Ces indifférents ouvriers

Les inondations de cette année me font penser à celles de l’an dernier quand, en Outaouais et dans les Laurentides, les crues ont monté, inondant les maisons.

Ils passent pour enivrés par leur char, leur caisse de douze et leur beau gazon. Le capital les immobilise sous le poids de l’inflation, cartes de crédit et marges hypothécaires. Jeunes et ou vieux, ces ouvriers et travailleurs sont pourtant ceux qui se sont pointés, humblement, avec leurs pick-up et leurs outils, par amour du prochain. Ils sont sortis d’un petit confort banlieusard duquel on les croit prisonniers. Cette course effrénée au petit argent n’est donc pas tout ce qui compte ? Ils ont entendu les sinistrés du réchauffement climatique et reconnu en eux des victimes du sort. Désintéressés, les voilà qui les sortent du marasme en sacrifiant leur temps et en leur donnant ressources, santé et sécurité. Ils plongent sans arrière-pensée leur beau camion astiqué la veille dans des mares d’eau et cloaques voisins. Ils ne cherchent aucune publicité et ne pensent pas à quelque honneur qu’ils pourraient tirer de ce geste. De leur petit confort, ils n’ont cure et leur prétendue suffisance matérielle se dissipe quand une occasion confère à leurs actions du sens. Les gens en détresse ne sont plus étrangers dès lors qu’on leur reconnaît le visage d’un voisin.

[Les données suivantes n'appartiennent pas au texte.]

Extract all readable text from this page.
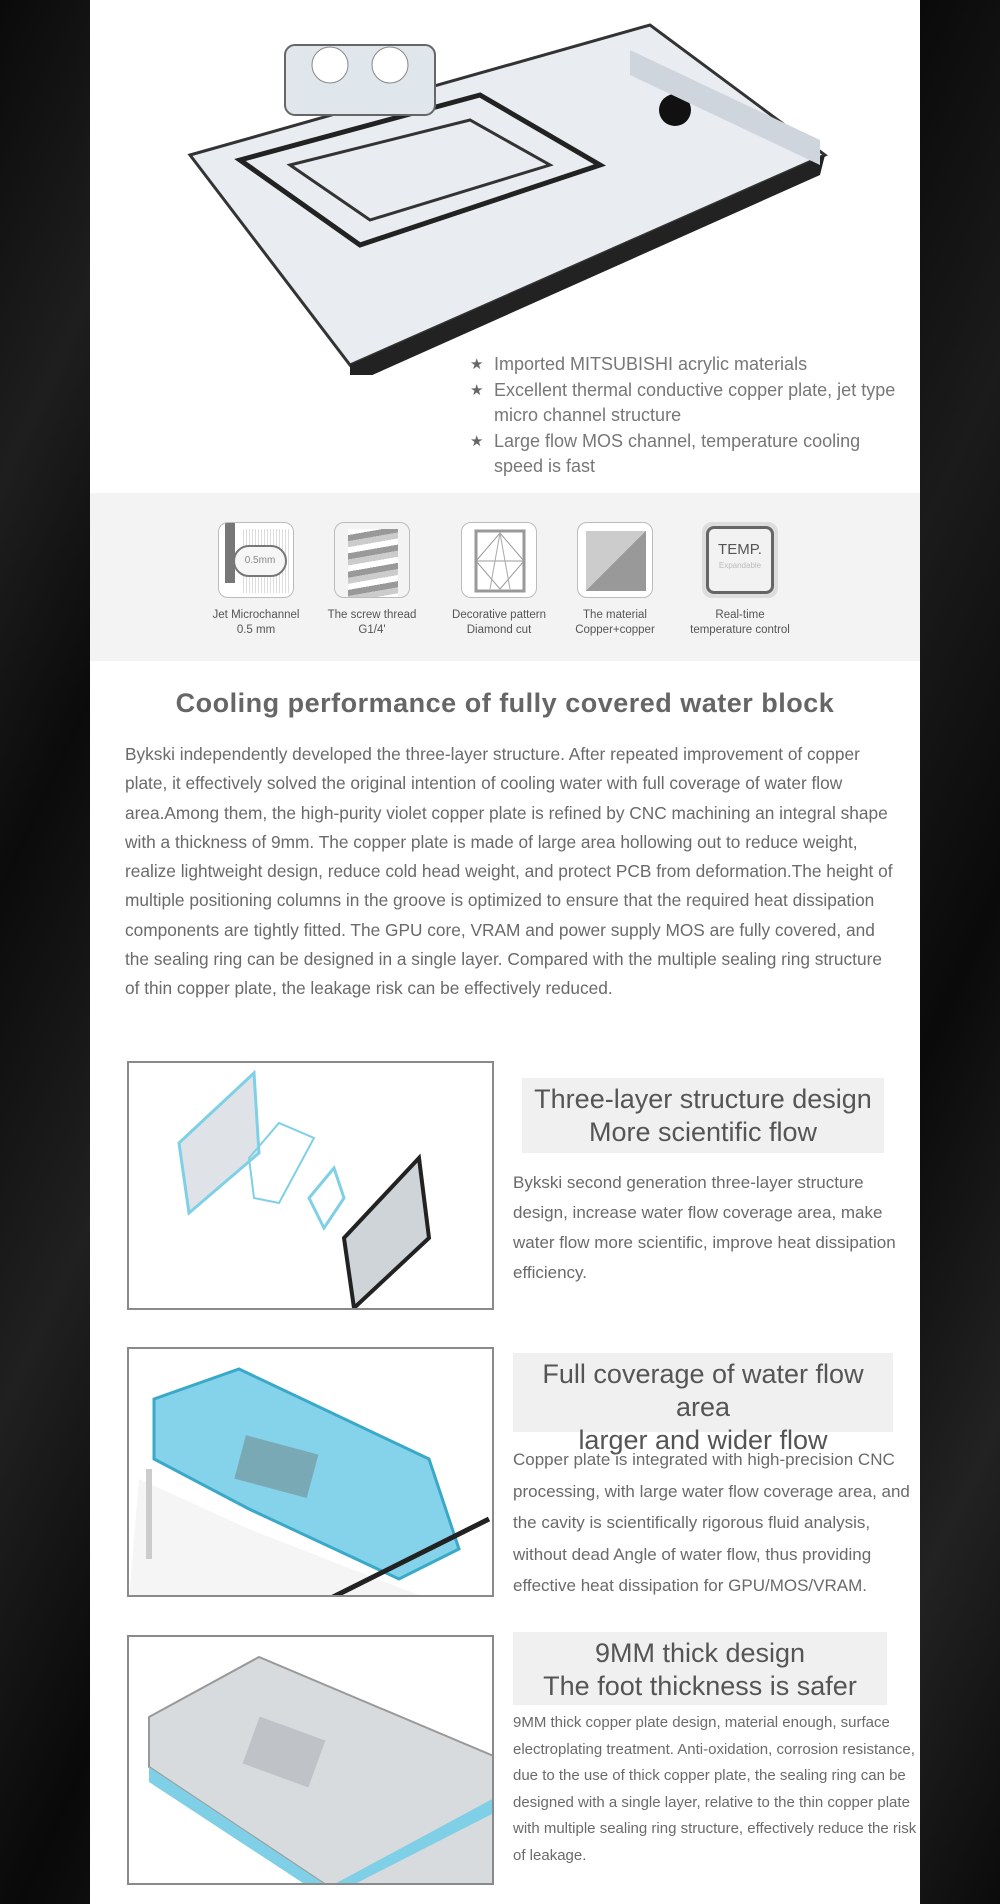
★ Imported MITSUBISHI acrylic materials
★ Excellent thermal conductive copper plate, jet type micro channel structure
★ Large flow MOS channel, temperature cooling speed is fast
0.5mm
Jet Microchannel
0.5 mm
The screw thread
G1/4'
Decorative pattern
Diamond cut
The material
Copper+copper
TEMP.
Expandable
Real-time
temperature control
Cooling performance of fully covered water block
Bykski independently developed the three-layer structure. After repeated improvement of copper plate, it effectively solved the original intention of cooling water with full coverage of water flow area.Among them, the high-purity violet copper plate is refined by CNC machining an integral shape with a thickness of 9mm. The copper plate is made of large area hollowing out to reduce weight, realize lightweight design, reduce cold head weight, and protect PCB from deformation.The height of multiple positioning columns in the groove is optimized to ensure that the required heat dissipation components are tightly fitted. The GPU core, VRAM and power supply MOS are fully covered, and the sealing ring can be designed in a single layer. Compared with the multiple sealing ring structure of thin copper plate, the leakage risk can be effectively reduced.
Three-layer structure design
More scientific flow
Bykski second generation three-layer structure design, increase water flow coverage area, make water flow more scientific, improve heat dissipation efficiency.
Full coverage of water flow area
larger and wider flow
Copper plate is integrated with high-precision CNC processing, with large water flow coverage area, and the cavity is scientifically rigorous fluid analysis, without dead Angle of water flow, thus providing effective heat dissipation for GPU/MOS/VRAM.
9MM thick design
The foot thickness is safer
9MM thick copper plate design, material enough, surface electroplating treatment. Anti-oxidation, corrosion resistance, due to the use of thick copper plate, the sealing ring can be designed with a single layer, relative to the thin copper plate with multiple sealing ring structure, effectively reduce the risk of leakage.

La solidarité a eu lieu humblement, là où on ne l’attendait pas. La majorité dite silencieuse et si incapable de faire valoir sa morale pourtant majoritaire, la voilà qui apparaît avec son indispensable force, et indépendamment de toute subjectivation politique. Paysagistes, éboueurs, gars d’asphalte, gars de toiture, gars de béton, fille de jardin pis fill’à maison, autres maudits chômeurs sinon BS sortent soudainement du vide sitôt qu’une occasion le permet. Les sacs de sable sont rapidement empilés devant les demeures menacées ; gens de Laval, Mirabel, St-Jérôme s’alignent comme les phrases d’un texte fait de gestes venus dire que l’humain peut être bon. Une cohorte de bénévoles a fait renaître un temps l’honneur de ces régions.


Simon Paré-Poupart est journaliste indépendant.